Attach your log file ArchR-createArrows-23b777aa4ca9-Date-2024-04-20_Time-16-00-33.055021.log

To Reproduce When I used the tutorial hematopoiesis dataset, I ran successfully.

I don't know what's going wrong.

Thank you for your kind help!!

rcorces commented 5 months ago

Hi @zcaiwei! Thanks for using ArchR! Lately, it has been very challenging for me to keep up with maintenance of this package and all of my other responsibilities as a PI. I have not been responding to issue posts and I have not been pushing updates to the software. We are actively searching to hire a computational biologist to continue to develop and maintain ArchR and related tools. If you know someone who might be a good fit, please let us know! In the meantime, your issue will likely go without a reply. Most issues with ArchR right not relate to compatibility. Try reverting to R 4.1 and Bioconductor 3.15. Newer versions of Seurat and Matrix also are causing issues.
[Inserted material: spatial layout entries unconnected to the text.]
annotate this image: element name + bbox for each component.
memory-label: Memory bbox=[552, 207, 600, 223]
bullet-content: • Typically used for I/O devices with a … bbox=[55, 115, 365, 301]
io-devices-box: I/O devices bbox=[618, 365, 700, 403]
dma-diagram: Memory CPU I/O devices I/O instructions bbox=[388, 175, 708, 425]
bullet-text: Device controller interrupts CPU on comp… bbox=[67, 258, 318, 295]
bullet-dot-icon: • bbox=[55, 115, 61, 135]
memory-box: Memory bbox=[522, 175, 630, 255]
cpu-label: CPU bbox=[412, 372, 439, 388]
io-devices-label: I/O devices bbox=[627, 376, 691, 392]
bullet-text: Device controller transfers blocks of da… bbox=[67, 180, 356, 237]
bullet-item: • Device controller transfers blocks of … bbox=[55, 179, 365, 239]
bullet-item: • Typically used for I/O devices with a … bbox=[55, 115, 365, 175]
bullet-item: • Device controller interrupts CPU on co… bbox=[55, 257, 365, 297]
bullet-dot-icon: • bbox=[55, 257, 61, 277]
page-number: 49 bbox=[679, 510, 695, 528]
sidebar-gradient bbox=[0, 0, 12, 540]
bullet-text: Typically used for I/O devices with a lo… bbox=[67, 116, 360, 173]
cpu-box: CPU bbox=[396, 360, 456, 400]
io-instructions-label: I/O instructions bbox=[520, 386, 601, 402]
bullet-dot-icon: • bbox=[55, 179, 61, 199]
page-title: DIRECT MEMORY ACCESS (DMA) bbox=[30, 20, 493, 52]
Sorry for not being able to provide active support for this package at this time.

256wangliu commented 2 months ago

<simpleError in Matrix::sparseMatrix(i = queryHits(tmp), j = subjectHits(tmp), x = x, dims = c(length(geneRegionz), nrow(matGS))): length(x) must not exceed length(i)> It seems there may be an issue with your fragments due to insufficient reads. To address this, try setting minTSS = 0.